On the article was a yellow Post-it note with the words: "Laura, Thought you'd be interested! - J."
"The Post-it note was handwritten, and it was like, why would somebody think they had to send this to me?" said Hooker.
She was even more curious when she read the article.
It told the story of a woman who's husband died in his sleep and then talked about financial planning for the future.
"Is somebody trying tell me something?" said Hooker.
In fact, the article and the sticky note were not from a friend but from a marketing company using the ploy to get people to open the letter and read the advertisement.
The ad encourages people to order a book called "A Married Woman's Secrets Of Financial Survival."
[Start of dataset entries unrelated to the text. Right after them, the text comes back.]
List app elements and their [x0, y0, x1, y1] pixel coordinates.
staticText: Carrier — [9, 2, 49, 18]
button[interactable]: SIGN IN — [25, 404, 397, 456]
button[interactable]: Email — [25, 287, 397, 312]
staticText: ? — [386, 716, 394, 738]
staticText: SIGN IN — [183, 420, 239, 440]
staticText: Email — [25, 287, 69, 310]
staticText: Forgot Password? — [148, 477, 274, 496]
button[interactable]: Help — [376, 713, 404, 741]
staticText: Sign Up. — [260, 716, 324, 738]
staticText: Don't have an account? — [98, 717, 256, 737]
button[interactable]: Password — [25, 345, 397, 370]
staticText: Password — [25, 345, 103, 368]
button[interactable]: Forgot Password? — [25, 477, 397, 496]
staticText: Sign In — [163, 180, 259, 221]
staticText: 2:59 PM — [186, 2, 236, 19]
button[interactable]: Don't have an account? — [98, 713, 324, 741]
The technique of using an article and personal note has been going around for more than ten years, but Hooker and her daughter Valerie had never seen it before.
"It is unethical and mean and it scares people," said Valerie Hooker.
Hooker said her mother called her when the letter arrived and was concerned about the personal note and the subject of the article.
Hooker said she looked up the information on the internet and found out a similar approach was being used to generate business across the country.
Eva Velasquez with the San Diego Better Business Bureau says the personal note is misleading.
"It is probably not the best way to market goods and services," said Velasquez.
The BBB has heard from other consumers who were confused into thinking the note was from a friend and not simply an advertisement.
It is interesting to point out that many of the sticky notes end with the initial "J" as the person who is supposedly sending the information.
Velasquez believes it is because many of the most common names like John or Joe or Judy start with the letter.
Does Hooker believe it is a good way of selling their product?
"I would not want to do business with them," she said, "I don't think they should be allowed to do business that way."